Most recently, Mountain Home VA Chief of Staff Dr. David Hecht said the facility is proud of its 49% decrease in opioid prescriptions since 2012. He added, doctors consider every patient’s need on a case-by-case basis and taper veterans off opioids in a safe way.

“Many veterans have really understood and bought into it and it has helped us,” Dr. Hecht said. “Any time we reduce these medications, we want to reduce them in a safe environment.”

The VA maintains it has taken patients off opioids gradually and given veterans the opportunity to appeal their tapering decisions. The agency adds while opioids may help with short-term pain, they are not approved to treat chronic pain in non-cancer patients. Mountain Home is now encouraging veterans to try safer and more effective alternatives.

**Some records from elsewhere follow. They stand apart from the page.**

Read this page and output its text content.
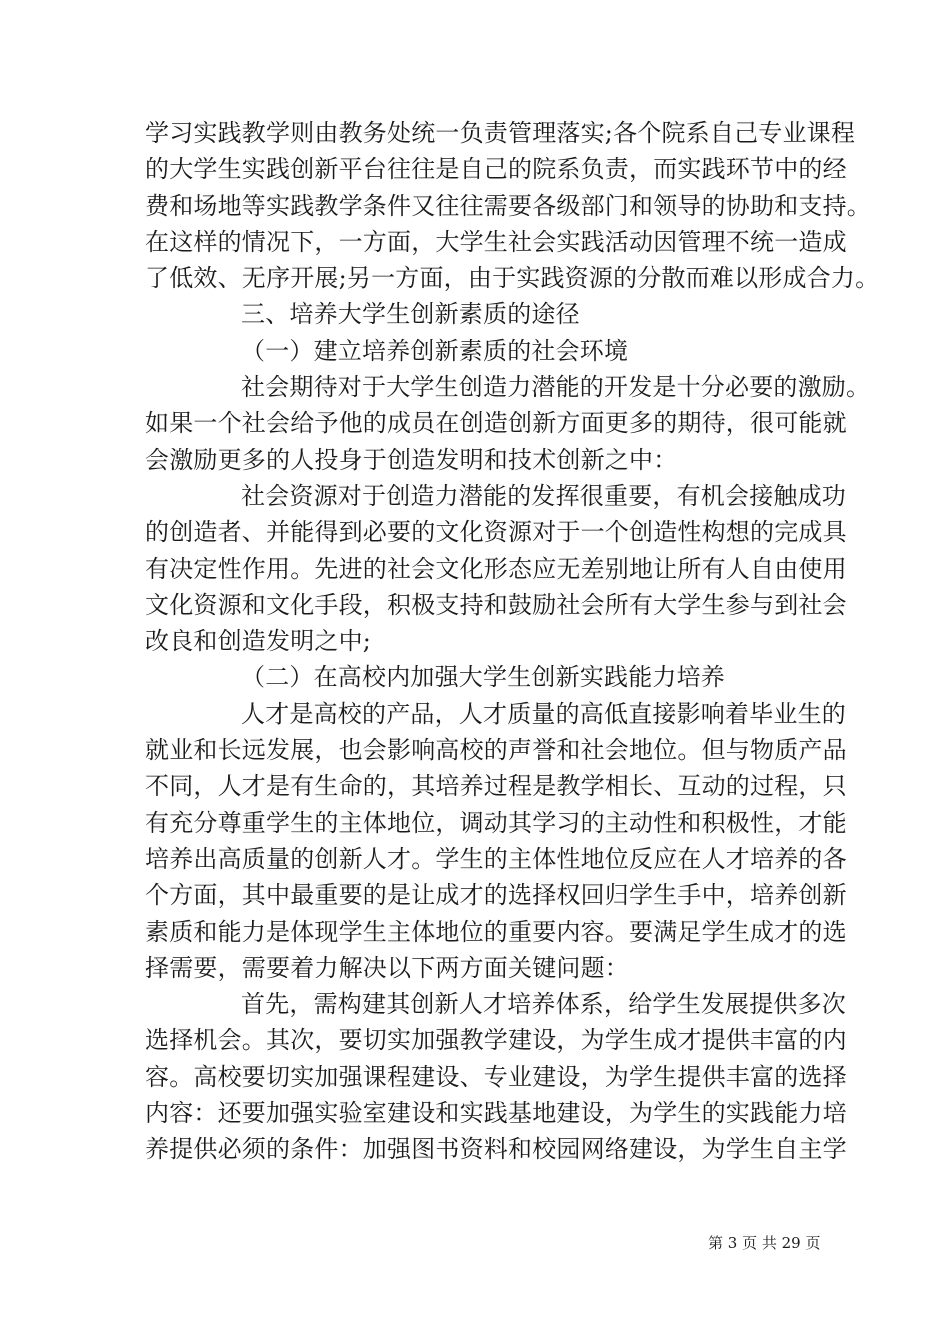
学习实践教学则由教务处统一负责管理落实;各个院系自己专业课程
的大学生实践创新平台往往是自己的院系负责，而实践环节中的经
费和场地等实践教学条件又往往需要各级部门和领导的协助和支持。
在这样的情况下，一方面，大学生社会实践活动因管理不统一造成
了低效、无序开展;另一方面，由于实践资源的分散而难以形成合力。
三、培养大学生创新素质的途径
（一）建立培养创新素质的社会环境
社会期待对于大学生创造力潜能的开发是十分必要的激励。
如果一个社会给予他的成员在创造创新方面更多的期待，很可能就
会激励更多的人投身于创造发明和技术创新之中：
社会资源对于创造力潜能的发挥很重要，有机会接触成功
的创造者、并能得到必要的文化资源对于一个创造性构想的完成具
有决定性作用。先进的社会文化形态应无差别地让所有人自由使用
文化资源和文化手段，积极支持和鼓励社会所有大学生参与到社会
改良和创造发明之中;
（二）在高校内加强大学生创新实践能力培养
人才是高校的产品，人才质量的高低直接影响着毕业生的
就业和长远发展，也会影响高校的声誉和社会地位。但与物质产品
不同，人才是有生命的，其培养过程是教学相长、互动的过程，只
有充分尊重学生的主体地位，调动其学习的主动性和积极性，才能
培养出高质量的创新人才。学生的主体性地位反应在人才培养的各
个方面，其中最重要的是让成才的选择权回归学生手中，培养创新
素质和能力是体现学生主体地位的重要内容。要满足学生成才的选
择需要，需要着力解决以下两方面关键问题：
首先，需构建其创新人才培养体系，给学生发展提供多次
选择机会。其次，要切实加强教学建设，为学生成才提供丰富的内
容。高校要切实加强课程建设、专业建设，为学生提供丰富的选择
内容：还要加强实验室建设和实践基地建设，为学生的实践能力培
养提供必须的条件：加强图书资料和校园网络建设，为学生自主学
第 3 页 共 29 页
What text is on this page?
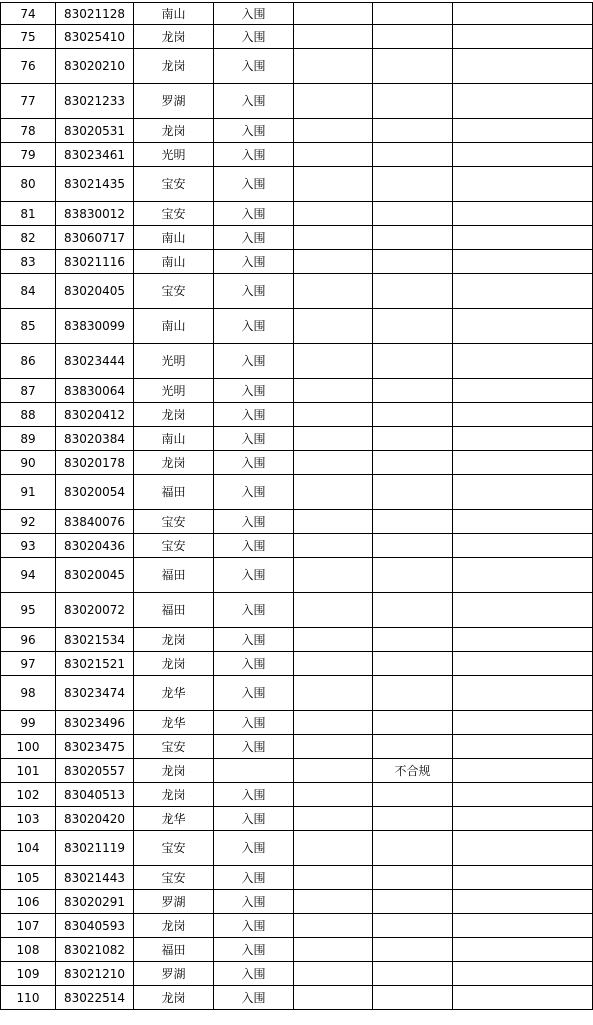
74	83021128	南山	入围			
75	83025410	龙岗	入围			
76	83020210	龙岗	入围			
77	83021233	罗湖	入围			
78	83020531	龙岗	入围			
79	83023461	光明	入围			
80	83021435	宝安	入围			
81	83830012	宝安	入围			
82	83060717	南山	入围			
83	83021116	南山	入围			
84	83020405	宝安	入围			
85	83830099	南山	入围			
86	83023444	光明	入围			
87	83830064	光明	入围			
88	83020412	龙岗	入围			
89	83020384	南山	入围			
90	83020178	龙岗	入围			
91	83020054	福田	入围			
92	83840076	宝安	入围			
93	83020436	宝安	入围			
94	83020045	福田	入围			
95	83020072	福田	入围			
96	83021534	龙岗	入围			
97	83021521	龙岗	入围			
98	83023474	龙华	入围			
99	83023496	龙华	入围			
100	83023475	宝安	入围			
101	83020557	龙岗			不合规	
102	83040513	龙岗	入围			
103	83020420	龙华	入围			
104	83021119	宝安	入围			
105	83021443	宝安	入围			
106	83020291	罗湖	入围			
107	83040593	龙岗	入围			
108	83021082	福田	入围			
109	83021210	罗湖	入围			
110	83022514	龙岗	入围			
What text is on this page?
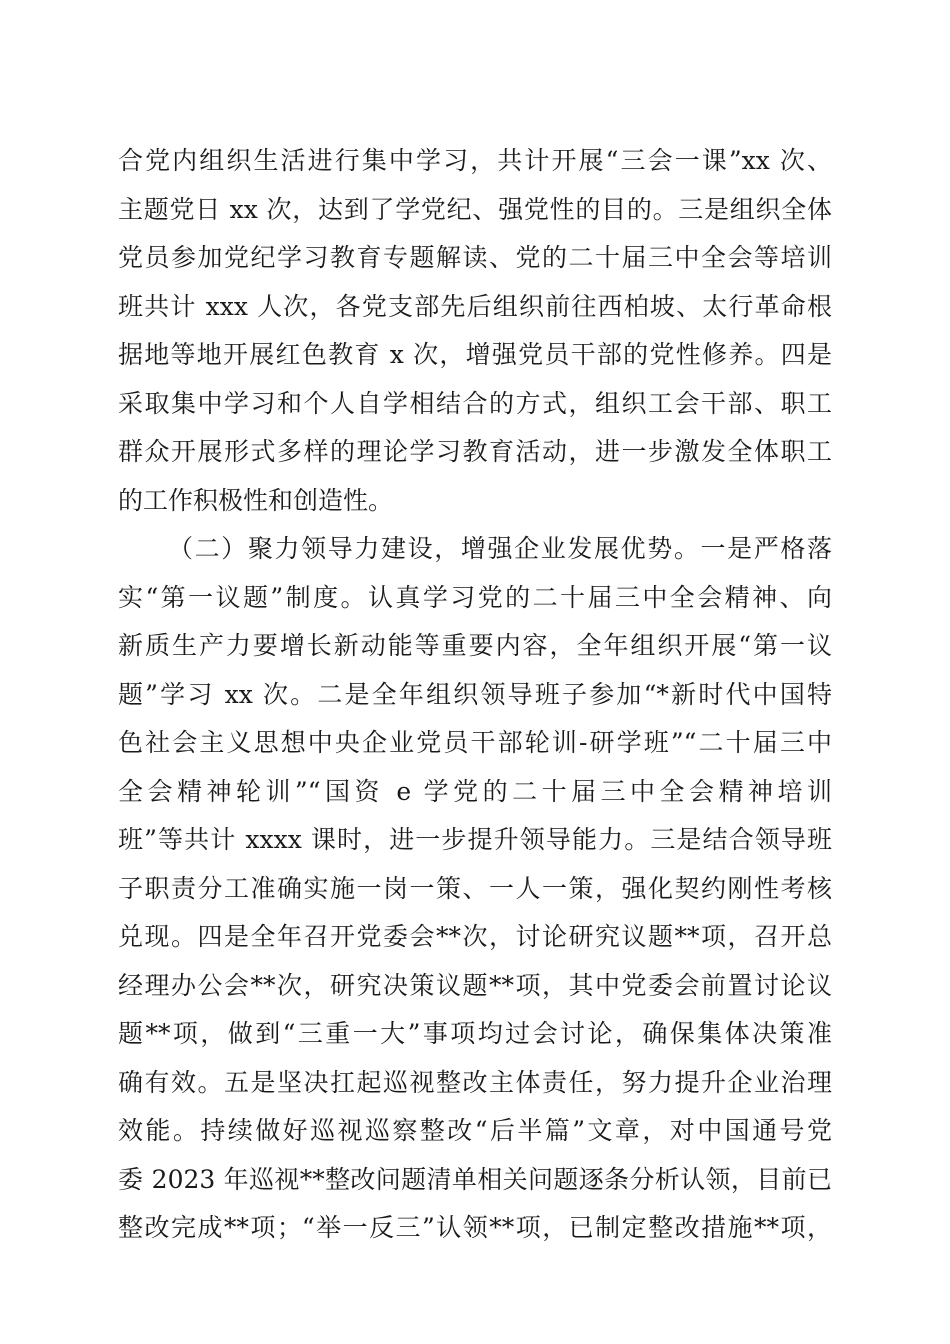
合党内组织生活进行集中学习，共计开展“三会一课”xx 次、
主题党日 xx 次，达到了学党纪、强党性的目的。三是组织全体
党员参加党纪学习教育专题解读、党的二十届三中全会等培训
班共计 xxx 人次，各党支部先后组织前往西柏坡、太行革命根
据地等地开展红色教育 x 次，增强党员干部的党性修养。四是
采取集中学习和个人自学相结合的方式，组织工会干部、职工
群众开展形式多样的理论学习教育活动，进一步激发全体职工
的工作积极性和创造性。
（二）聚力领导力建设，增强企业发展优势。一是严格落
实“第一议题”制度。认真学习党的二十届三中全会精神、向
新质生产力要增长新动能等重要内容，全年组织开展“第一议
题”学习 xx 次。二是全年组织领导班子参加“*新时代中国特
色社会主义思想中央企业党员干部轮训-研学班”“二十届三中
全会精神轮训”“国资 e 学党的二十届三中全会精神培训
班”等共计 xxxx 课时，进一步提升领导能力。三是结合领导班
子职责分工准确实施一岗一策、一人一策，强化契约刚性考核
兑现。四是全年召开党委会**次，讨论研究议题**项，召开总
经理办公会**次，研究决策议题**项，其中党委会前置讨论议
题**项，做到“三重一大”事项均过会讨论，确保集体决策准
确有效。五是坚决扛起巡视整改主体责任，努力提升企业治理
效能。持续做好巡视巡察整改“后半篇”文章，对中国通号党
委 2023 年巡视**整改问题清单相关问题逐条分析认领，目前已
整改完成**项；“举一反三”认领**项，已制定整改措施**项，
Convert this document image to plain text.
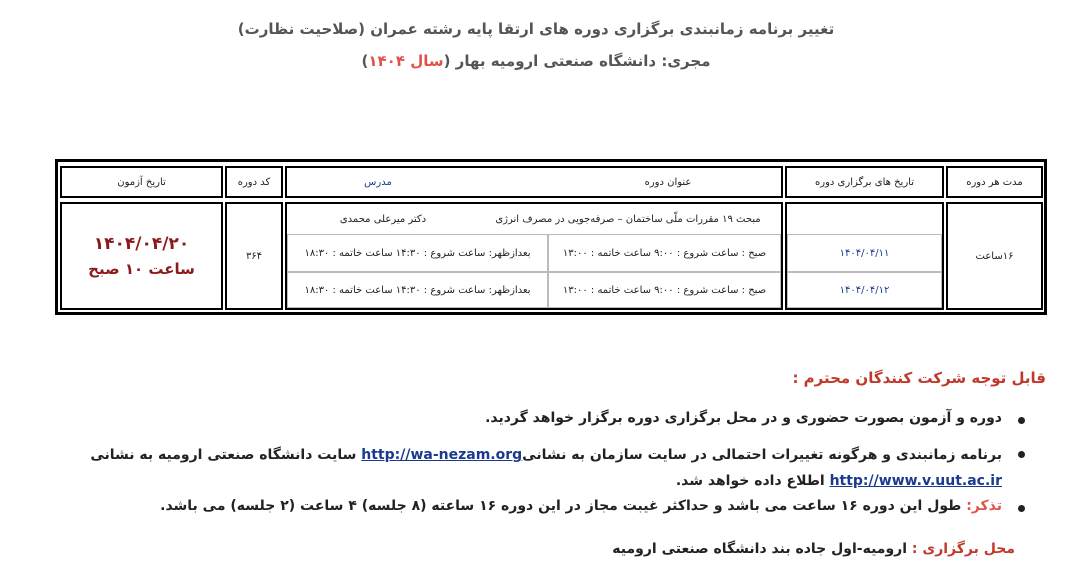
تغییر برنامه زمانبندی برگزاری دوره های ارتقا پایه رشته عمران (صلاحیت نظارت)
مجری: دانشگاه صنعتی ارومیه بهار (سال ۱۴۰۴)
مدت هر دوره
تاریخ های برگزاری دوره
عنوان دوره
مدرس
کد دوره
تاریخ آزمون
۱۶ساعت
۳۶۴
۱۴۰۴/۰۴/۲۰
ساعت ۱۰ صبح
۱۴۰۴/۰۴/۱۱
۱۴۰۴/۰۴/۱۲
مبحث ۱۹ مقررات ملّی ساختمان – صرفه‌جویی در مصرف انرژی
دکتر میرعلی محمدی
صبح : ساعت شروع : ۹:۰۰ ساعت خاتمه : ۱۳:۰۰
بعدازظهر: ساعت شروع : ۱۴:۳۰ ساعت خاتمه : ۱۸:۳۰
صبح : ساعت شروع : ۹:۰۰ ساعت خاتمه : ۱۳:۰۰
بعدازظهر: ساعت شروع : ۱۴:۳۰ ساعت خاتمه : ۱۸:۳۰
قابل توجه شرکت کنندگان محترم :
دوره و آزمون بصورت حضوری و در محل برگزاری دوره برگزار خواهد گردید.
برنامه زمانبندی و هرگونه تغییرات احتمالی در سایت سازمان به نشانیhttp://wa-nezam.org سایت دانشگاه صنعتی ارومیه به نشانی
http://www.v.uut.ac.ir اطلاع داده خواهد شد.
تذکر: طول این دوره ۱۶ ساعت می باشد و حداکثر غیبت مجاز در این دوره ۱۶ ساعته (۸ جلسه) ۴ ساعت (۲ جلسه) می باشد.
محل برگزاری : ارومیه-اول جاده بند دانشگاه صنعتی ارومیه
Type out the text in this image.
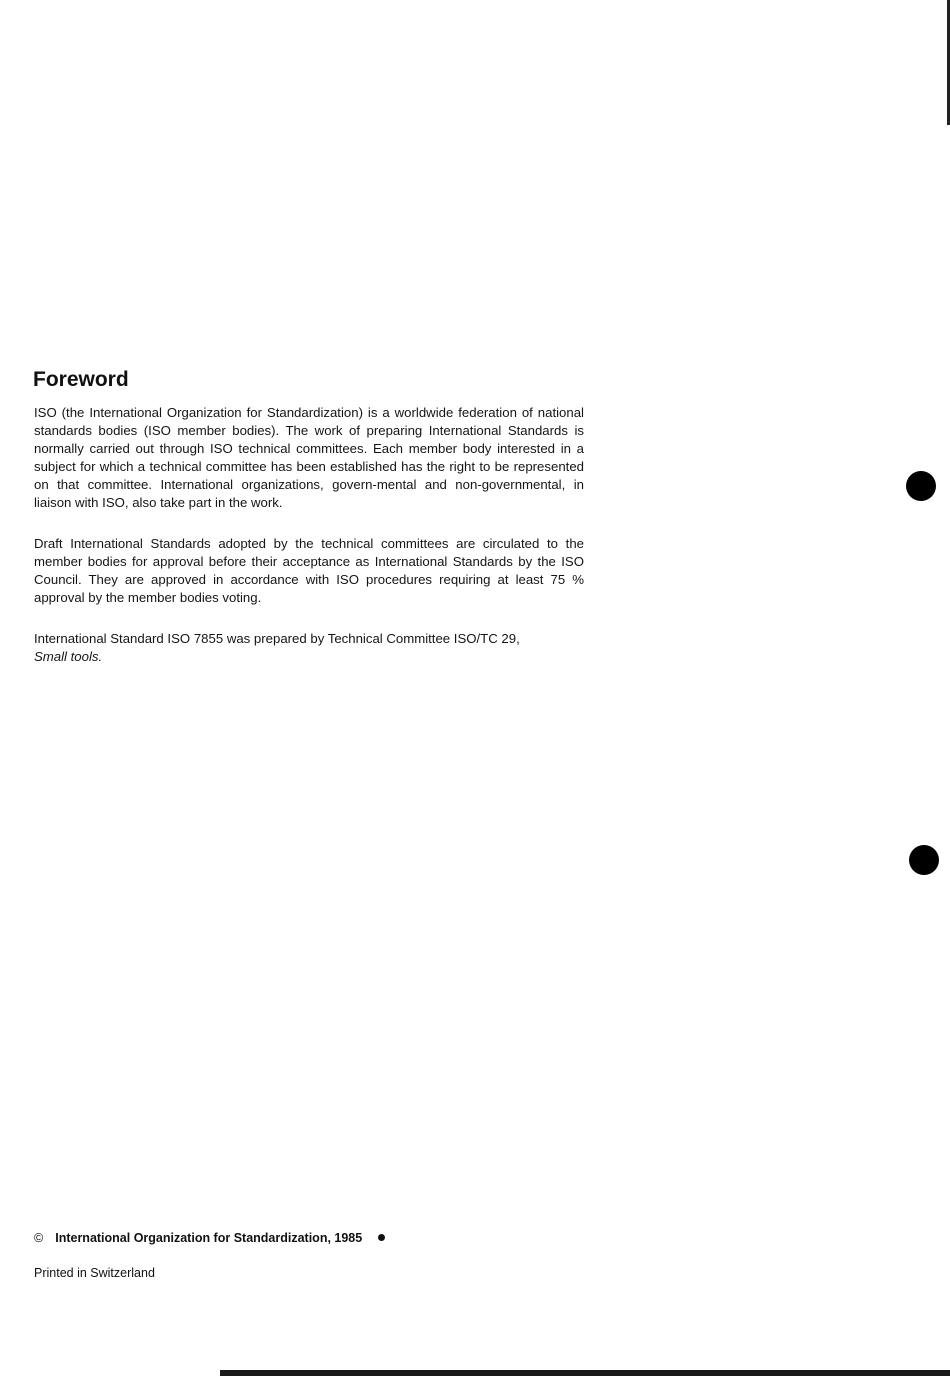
Foreword

ISO (the International Organization for Standardization) is a worldwide federation of national standards bodies (ISO member bodies). The work of preparing International Standards is normally carried out through ISO technical committees. Each member body interested in a subject for which a technical committee has been established has the right to be represented on that committee. International organizations, govern-mental and non-governmental, in liaison with ISO, also take part in the work.

Draft International Standards adopted by the technical committees are circulated to the member bodies for approval before their acceptance as International Standards by the ISO Council. They are approved in accordance with ISO procedures requiring at least 75 % approval by the member bodies voting.

International Standard ISO 7855 was prepared by Technical Committee ISO/TC 29,
Small tools.

© International Organization for Standardization, 1985
Printed in Switzerland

As we reported earlier this month, VA representatives plan to discuss preliminary data that show a link between opioid discontinuation and suicides at an upcoming summit. Dr. Satel has authored several published works alongside one of those speakers.

 

3 Responses

  1. If the CDC “guideline” for opioid prescribing physicians is “supposed” to be voluntary with patient input and agreement, then WHY were pain management specialists REQUIRED to attend meetings in their area of practice by DEA “officials” and TOLD “do NOT prescribe” over the dosage calculated as per the CDC conversion chart of all opioid medications into an “equivalent” of no more than 90 or 100 milligrams of morphine. I KNOW that meetings by DEA “officials” were in FACT mandated for opioid prescribing physicians and FEAR to exceed the CDC guidline was instilled so efficiently that NO physicians with a DEA number will prescribe over the maximum “suggested” dosage by the CDC misguidedline! This WHY ALL physicians are in fear of license revocation, license “surrender” state medical boards are calling it. The DEA IS definitely creating fear and have ACTED causing physicians to “surrender” their licenses! This is an unknown fact by pain management patients and the general public. The “guideline” is NOT a “suggestion” and the DEA has gone rogue! I can not devulge how I know these meetings have taken place across this country for fear of my own that I could harm someones career. If CDC claims that the patient must be a “willing” participant to attempt to lower personal dosage then, I DO NOT AGREE! This D “misguideline” has cost me my business, my life savings, endangered my health with complications from un managed pain now, and it is NOTHING short of Gestapo tactics by DEA. Yes, I realize their is a substance abuse situation in this country but to blame ALL pain managment patients and MAKE our physicians reduce all of us that exceed the suggested dosage set by CDC, it is NOT reducing substance abuse overdose even with MILLIONS less opioid medications issued since the start of 2016 and the overdose rate continues to rise even with “tapered” reduction of dosages of medication that is documented by our doctors to be effective, non harmful, and enabled some 10 million patients for years and decades that are WELL documented. Can you say …..DEA Gestapo??

  2. Since Mountain Home VA Medical center reduced their opioid prescribing by almost half in six year’s does that mean they will be held accountable for over prescribing( in their opioion) for all the previous years? Funny how they change the rules in the middle of the game and screw everyone else and still come out smelling like a rose.